Project at a Glance

Title: Effects of exposure to low-level carbon monoxide at high altitude in sensitive subjects

Principal Investigator / Author(s): Kleinman, Michael T

Contractor: Department of Community and Environmental Medicine, UC Irvine

Contract Number: A833-159


Topic Areas: Health Effects of Air Pollution


Abstract:

The primary objective of this study was to determine whether carbon monoxide (CO) exposure at simulated high altitude in human volunteers known to be at risk to CO-induced health effects caused greater changes in respiratory physiological, cardiological or hemodynamic parameters than CO exposures at sea level. A secondary objective was to measure the rate of endogenous CO production in order to refine physiologic models for computing COHb values from CO exposure data. The secondary objective was not fully I realized because the available methods for COHb determination were able to accurately measure the washout of CO from selected exposed subjects, however the small incremental change in the washout slope which would have been attributed to endogenous production was not large enough to reliably detect.

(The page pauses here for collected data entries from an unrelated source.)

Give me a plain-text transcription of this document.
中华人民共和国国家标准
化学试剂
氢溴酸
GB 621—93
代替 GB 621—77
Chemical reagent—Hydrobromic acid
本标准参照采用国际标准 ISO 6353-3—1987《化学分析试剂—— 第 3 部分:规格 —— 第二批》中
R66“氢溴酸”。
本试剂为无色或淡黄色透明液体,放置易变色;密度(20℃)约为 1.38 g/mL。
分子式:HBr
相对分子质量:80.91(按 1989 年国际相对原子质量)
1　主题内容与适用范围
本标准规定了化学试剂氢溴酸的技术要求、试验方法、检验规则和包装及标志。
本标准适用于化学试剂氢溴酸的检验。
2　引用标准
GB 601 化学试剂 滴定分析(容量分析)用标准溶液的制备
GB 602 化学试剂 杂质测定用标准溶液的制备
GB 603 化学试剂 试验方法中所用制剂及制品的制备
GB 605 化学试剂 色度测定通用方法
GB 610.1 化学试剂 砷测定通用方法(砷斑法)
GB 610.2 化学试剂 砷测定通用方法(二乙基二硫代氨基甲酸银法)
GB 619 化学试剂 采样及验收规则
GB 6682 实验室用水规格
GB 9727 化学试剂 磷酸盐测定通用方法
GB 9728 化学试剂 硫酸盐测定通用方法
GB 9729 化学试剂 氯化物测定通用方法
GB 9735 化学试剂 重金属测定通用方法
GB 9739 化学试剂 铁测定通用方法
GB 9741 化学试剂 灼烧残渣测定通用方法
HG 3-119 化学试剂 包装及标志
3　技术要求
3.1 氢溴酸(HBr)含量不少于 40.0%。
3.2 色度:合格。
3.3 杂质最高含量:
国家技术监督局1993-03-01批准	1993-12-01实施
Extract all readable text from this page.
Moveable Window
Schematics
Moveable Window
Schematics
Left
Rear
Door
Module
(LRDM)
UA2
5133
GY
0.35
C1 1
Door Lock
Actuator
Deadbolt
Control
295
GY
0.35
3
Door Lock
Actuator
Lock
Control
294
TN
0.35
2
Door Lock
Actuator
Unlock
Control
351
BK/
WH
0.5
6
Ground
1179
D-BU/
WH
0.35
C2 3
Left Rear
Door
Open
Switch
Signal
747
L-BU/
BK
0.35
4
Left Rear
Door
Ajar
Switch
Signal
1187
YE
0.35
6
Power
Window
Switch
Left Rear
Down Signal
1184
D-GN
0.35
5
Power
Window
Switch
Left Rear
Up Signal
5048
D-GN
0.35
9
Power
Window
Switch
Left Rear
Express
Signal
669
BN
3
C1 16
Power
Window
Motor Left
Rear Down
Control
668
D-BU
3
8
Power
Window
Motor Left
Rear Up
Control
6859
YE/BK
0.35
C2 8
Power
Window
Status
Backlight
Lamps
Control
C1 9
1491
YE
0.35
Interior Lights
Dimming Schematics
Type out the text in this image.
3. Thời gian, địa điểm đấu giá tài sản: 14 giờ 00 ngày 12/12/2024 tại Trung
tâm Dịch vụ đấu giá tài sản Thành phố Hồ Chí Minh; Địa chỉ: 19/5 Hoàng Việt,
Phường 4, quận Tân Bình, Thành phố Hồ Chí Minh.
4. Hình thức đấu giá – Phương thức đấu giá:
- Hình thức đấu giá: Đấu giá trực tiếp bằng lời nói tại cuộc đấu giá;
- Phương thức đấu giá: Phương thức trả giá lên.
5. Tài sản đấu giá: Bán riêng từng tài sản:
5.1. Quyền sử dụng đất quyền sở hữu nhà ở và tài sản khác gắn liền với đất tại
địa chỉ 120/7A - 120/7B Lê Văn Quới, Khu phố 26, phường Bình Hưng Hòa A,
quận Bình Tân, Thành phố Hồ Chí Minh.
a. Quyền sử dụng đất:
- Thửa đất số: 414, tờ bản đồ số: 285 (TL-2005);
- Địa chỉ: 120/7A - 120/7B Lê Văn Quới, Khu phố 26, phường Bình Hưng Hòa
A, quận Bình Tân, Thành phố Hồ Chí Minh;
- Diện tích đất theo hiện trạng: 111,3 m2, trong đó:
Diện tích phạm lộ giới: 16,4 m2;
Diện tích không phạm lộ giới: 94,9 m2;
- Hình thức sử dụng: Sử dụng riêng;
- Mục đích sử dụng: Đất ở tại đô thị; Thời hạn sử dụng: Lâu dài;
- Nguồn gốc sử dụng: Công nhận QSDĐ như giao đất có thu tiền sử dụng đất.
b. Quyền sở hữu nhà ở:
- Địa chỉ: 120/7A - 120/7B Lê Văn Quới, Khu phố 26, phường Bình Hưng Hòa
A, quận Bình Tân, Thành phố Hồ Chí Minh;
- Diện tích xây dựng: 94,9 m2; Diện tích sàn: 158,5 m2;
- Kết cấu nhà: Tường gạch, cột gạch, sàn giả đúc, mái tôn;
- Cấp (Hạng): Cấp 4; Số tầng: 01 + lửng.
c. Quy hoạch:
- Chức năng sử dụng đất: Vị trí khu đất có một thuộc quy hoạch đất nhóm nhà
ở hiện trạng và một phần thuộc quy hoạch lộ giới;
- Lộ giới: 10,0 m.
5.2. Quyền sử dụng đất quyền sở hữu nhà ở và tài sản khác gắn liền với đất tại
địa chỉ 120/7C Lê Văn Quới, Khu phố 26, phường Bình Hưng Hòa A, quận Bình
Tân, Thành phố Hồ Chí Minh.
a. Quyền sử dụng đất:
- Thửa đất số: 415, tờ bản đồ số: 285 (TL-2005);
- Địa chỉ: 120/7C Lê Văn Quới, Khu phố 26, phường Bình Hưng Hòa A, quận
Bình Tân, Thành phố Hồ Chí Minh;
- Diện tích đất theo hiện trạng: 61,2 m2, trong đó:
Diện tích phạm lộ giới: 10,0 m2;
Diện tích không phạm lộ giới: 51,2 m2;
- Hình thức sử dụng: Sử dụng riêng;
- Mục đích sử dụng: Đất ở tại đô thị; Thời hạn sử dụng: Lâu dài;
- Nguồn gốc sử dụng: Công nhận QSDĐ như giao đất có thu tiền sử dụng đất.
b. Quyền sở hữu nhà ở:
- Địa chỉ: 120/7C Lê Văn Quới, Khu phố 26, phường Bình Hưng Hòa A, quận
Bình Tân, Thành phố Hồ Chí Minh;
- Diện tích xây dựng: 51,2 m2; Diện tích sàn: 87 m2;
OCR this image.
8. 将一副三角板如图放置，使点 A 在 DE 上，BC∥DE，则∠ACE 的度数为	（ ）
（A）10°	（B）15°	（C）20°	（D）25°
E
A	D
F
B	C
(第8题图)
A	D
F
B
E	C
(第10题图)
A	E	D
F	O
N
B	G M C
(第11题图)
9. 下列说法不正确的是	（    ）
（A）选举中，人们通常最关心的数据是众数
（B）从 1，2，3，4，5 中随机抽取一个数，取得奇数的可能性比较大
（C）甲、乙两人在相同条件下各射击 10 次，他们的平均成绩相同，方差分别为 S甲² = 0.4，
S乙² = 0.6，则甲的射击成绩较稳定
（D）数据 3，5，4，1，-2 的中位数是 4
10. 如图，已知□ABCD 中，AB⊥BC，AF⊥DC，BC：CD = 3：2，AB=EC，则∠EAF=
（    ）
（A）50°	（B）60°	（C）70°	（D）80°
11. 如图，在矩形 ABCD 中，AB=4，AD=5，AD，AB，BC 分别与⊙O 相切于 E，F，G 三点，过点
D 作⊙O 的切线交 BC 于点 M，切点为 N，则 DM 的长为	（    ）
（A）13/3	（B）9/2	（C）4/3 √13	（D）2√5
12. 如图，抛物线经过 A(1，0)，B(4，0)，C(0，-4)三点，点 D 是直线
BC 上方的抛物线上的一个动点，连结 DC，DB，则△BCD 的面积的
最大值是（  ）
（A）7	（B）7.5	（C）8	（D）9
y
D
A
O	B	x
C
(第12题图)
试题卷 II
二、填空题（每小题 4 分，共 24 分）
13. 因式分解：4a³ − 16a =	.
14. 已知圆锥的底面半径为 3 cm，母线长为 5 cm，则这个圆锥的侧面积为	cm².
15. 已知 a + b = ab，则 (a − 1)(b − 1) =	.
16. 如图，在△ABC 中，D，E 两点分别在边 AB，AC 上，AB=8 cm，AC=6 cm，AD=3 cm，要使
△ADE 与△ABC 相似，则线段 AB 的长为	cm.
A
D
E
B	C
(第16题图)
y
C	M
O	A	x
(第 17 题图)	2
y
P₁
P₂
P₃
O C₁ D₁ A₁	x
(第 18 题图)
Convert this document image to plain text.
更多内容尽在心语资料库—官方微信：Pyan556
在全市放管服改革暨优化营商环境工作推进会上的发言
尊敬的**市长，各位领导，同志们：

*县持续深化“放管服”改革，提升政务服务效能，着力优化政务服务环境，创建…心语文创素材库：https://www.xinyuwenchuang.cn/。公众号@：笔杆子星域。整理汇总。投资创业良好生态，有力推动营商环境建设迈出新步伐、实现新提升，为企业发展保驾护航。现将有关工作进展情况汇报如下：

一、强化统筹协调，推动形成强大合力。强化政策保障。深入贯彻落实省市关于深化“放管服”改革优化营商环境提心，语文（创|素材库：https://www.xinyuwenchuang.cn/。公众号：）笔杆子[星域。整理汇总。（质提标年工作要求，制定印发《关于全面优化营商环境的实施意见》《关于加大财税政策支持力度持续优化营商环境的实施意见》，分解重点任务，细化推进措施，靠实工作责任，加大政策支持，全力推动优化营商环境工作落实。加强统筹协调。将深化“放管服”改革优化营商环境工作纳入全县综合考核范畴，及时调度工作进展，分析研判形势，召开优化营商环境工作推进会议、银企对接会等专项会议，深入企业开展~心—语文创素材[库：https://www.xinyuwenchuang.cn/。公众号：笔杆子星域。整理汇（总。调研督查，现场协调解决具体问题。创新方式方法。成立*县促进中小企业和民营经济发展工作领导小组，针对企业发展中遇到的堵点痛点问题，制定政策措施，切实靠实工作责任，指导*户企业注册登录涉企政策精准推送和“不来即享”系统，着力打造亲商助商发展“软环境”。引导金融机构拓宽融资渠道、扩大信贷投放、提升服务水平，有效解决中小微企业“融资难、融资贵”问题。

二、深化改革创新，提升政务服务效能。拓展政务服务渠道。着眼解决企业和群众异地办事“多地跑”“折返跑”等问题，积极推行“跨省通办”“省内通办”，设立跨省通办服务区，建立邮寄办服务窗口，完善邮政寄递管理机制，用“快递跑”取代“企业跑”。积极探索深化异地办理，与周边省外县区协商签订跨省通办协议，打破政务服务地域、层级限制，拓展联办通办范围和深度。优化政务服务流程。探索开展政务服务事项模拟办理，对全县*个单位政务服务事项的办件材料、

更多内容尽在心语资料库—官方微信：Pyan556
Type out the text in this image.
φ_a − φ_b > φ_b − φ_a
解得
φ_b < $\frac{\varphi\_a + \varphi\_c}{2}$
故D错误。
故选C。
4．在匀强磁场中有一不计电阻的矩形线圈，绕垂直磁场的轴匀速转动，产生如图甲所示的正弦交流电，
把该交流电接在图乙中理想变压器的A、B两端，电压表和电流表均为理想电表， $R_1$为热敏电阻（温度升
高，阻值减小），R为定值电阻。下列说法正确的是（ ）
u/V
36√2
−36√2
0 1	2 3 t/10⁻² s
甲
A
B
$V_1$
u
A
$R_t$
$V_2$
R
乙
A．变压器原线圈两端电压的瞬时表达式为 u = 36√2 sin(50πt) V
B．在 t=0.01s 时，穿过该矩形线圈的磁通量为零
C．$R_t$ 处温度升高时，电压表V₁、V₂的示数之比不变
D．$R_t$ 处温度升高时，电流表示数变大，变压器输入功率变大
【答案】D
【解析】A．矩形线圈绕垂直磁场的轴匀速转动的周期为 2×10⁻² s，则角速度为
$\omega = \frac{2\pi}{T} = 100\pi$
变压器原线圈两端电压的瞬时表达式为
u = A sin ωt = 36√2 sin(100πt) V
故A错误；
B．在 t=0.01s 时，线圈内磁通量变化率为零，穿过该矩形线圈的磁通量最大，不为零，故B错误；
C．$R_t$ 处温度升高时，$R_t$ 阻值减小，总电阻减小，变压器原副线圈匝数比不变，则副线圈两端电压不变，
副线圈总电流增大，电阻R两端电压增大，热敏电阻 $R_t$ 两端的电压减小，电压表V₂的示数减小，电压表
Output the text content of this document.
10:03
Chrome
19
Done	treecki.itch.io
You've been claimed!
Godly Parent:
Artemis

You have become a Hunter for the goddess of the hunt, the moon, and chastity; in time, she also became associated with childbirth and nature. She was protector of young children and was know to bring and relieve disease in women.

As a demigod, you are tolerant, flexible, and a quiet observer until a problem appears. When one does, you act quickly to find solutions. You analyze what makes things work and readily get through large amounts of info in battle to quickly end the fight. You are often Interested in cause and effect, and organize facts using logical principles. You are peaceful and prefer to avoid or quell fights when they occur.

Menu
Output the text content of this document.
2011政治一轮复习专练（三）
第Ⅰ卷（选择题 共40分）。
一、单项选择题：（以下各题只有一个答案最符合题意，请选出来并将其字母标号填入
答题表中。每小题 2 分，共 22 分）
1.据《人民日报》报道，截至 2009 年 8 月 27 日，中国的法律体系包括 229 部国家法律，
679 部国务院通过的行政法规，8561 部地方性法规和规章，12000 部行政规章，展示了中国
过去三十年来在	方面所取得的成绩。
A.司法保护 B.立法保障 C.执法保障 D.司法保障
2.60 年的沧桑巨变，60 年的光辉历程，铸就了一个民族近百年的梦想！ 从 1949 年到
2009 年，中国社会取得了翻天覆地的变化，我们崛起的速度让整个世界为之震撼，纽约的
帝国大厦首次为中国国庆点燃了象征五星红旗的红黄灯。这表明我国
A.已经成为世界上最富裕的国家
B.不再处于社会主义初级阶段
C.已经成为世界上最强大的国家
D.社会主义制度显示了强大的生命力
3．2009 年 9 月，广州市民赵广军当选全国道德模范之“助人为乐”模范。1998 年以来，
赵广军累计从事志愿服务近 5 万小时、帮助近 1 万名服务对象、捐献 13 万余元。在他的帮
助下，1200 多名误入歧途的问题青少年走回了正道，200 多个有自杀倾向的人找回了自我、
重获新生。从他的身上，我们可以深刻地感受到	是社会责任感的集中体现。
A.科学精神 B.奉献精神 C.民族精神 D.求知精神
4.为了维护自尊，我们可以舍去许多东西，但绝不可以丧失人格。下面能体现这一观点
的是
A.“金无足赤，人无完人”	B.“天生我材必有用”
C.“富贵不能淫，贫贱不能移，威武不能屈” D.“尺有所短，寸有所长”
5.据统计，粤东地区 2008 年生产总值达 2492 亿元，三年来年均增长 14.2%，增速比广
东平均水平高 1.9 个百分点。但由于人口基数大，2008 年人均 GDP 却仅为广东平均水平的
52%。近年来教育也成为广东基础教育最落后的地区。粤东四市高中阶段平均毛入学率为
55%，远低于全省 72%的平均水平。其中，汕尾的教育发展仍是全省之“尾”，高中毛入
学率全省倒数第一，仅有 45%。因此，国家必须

On the other hand the physiologic models did accurately predict the COHb concentrations in the subjects exposed under the conditions of this study, suggesting that they could be useful for estimating effects of environmental CO exposures. The National Ambient Air Quality Standard for CO is equivalent to 9 ppm averaged over an 8 hr period. The State of California has established the same standard for sea level areas as the NAAQS, but in addition has established a more stringent 6 ppm standard (averaged over 8 hr) for areas at high altitude, such as Lake Tahoe. Individuals with coronary artery disease were exposed to carbon monoxide (CO) at sea level and at simulated high altitude (2.1 km or 7000 ft). Control exposures were performed with subjects breathing clean air at sea level and simulated high altitude. At conditions which were designed to reduce oxygen delivery to metabolizing tissues by about the same degree (reducing percent of oxygen saturation of arterial blood by 4%) both CO and simulated high altitude reduced time to onset of angina during exercise and increased the amount of cardiac effort to accomplish the same amount of work, compared to sea level, clean air conditions. The effects of CO and increased altitude were additive; statistical analyses using repeated measures analysis of variance did not demonstrate any significant interactions between carbon monoxide and altitude, although there were significant main effects of both factors, The lack of statistical interactions for any of the endpoints examined is consistent with an additive but not a synergistic effect of CO exposure at high altitude.